Die Glocken hoch oben in der Kathedrale riefen zu den verschiedenen Gottesdiensten und schlugen außerdem zur jeweils vollen Stunde. Andere Kirchen in der Stadt passten sich dem morgendlichen Rhythmus an, aber sie bemerkte, dass viel mehr Menschen ihren eigenen Angelegenheiten nachgingen, als aus der Kathedrale herauskamen oder hineingingen.
Pferde, Hunde, Jungs, Männer, Frauen, Körbe voll von frischgebackenem Brot, Karren mit Rädern verschiedenster Käsesorten und Kohl – all das zog in einer farbenfrohen, duftenden und wohlklingenden Parade an ihr vorbei, wie die illustre Kulisse eines Stücks, das das bürgerliche Leben lobpreist.

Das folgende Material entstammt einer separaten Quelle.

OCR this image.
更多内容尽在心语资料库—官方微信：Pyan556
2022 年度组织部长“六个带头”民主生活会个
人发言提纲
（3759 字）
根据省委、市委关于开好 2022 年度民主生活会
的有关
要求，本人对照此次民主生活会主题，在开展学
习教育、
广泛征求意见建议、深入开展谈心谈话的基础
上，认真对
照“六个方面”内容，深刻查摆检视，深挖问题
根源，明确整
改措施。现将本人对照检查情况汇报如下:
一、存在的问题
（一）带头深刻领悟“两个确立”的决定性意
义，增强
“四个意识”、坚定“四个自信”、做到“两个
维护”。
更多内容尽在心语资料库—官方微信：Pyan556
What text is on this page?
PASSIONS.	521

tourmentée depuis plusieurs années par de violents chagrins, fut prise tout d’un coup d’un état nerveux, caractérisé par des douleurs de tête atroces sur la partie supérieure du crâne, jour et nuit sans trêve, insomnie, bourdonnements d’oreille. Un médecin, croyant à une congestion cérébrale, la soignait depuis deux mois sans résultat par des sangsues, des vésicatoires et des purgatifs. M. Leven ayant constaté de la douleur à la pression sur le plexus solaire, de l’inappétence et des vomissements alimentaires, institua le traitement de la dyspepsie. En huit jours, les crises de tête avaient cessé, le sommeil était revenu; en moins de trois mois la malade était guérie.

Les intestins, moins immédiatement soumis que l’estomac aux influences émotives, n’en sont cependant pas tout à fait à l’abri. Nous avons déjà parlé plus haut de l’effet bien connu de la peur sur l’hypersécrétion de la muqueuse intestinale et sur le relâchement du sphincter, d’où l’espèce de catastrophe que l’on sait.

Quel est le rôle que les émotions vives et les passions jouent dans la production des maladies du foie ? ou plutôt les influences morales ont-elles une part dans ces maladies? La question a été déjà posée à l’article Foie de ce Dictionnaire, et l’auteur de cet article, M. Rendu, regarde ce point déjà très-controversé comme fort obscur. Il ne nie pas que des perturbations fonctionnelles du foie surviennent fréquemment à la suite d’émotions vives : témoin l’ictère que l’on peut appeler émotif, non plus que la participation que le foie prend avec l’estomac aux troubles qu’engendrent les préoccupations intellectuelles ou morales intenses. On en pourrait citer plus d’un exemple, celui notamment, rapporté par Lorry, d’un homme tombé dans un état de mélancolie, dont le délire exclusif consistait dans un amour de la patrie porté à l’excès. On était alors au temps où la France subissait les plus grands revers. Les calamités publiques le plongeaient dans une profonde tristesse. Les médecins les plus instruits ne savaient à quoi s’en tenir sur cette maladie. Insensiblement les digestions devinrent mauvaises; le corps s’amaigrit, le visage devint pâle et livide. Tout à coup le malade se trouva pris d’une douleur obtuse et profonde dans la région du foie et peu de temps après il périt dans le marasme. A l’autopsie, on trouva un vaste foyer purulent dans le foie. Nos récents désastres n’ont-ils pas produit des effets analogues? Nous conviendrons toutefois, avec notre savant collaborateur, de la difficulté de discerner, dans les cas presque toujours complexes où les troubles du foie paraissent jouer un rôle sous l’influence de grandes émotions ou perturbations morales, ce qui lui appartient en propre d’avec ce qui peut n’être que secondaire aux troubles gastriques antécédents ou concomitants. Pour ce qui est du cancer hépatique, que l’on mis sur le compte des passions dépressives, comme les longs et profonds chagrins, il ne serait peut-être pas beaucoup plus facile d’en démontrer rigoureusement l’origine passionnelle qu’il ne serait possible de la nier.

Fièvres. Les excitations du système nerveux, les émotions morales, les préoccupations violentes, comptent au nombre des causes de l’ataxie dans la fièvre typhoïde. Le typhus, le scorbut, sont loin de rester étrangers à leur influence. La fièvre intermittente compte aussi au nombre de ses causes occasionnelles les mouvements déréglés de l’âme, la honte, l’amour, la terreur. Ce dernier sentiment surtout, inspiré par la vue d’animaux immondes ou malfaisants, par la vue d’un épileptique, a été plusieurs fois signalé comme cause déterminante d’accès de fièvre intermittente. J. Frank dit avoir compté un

Das alles hier hatte Dickens dazu bewegt, von der Stadt und ihren Bewohnern zu schreiben. Sie konnte sich kaum vorstellen, wie großartig London sein musste, dieser Ausbund an Handelsgeschick und gesellschaftlichem Fortschritt, der es geschafft hatte, zum Zentrum des Empire zu werden.
Wenn sie zum Himmel aufsah, konnte Paolina sogar die Erdumlaufschiene erkennen, deren Band diese Stadt und ihre heilige Kathedrale mit dem Himmel verknüpfte.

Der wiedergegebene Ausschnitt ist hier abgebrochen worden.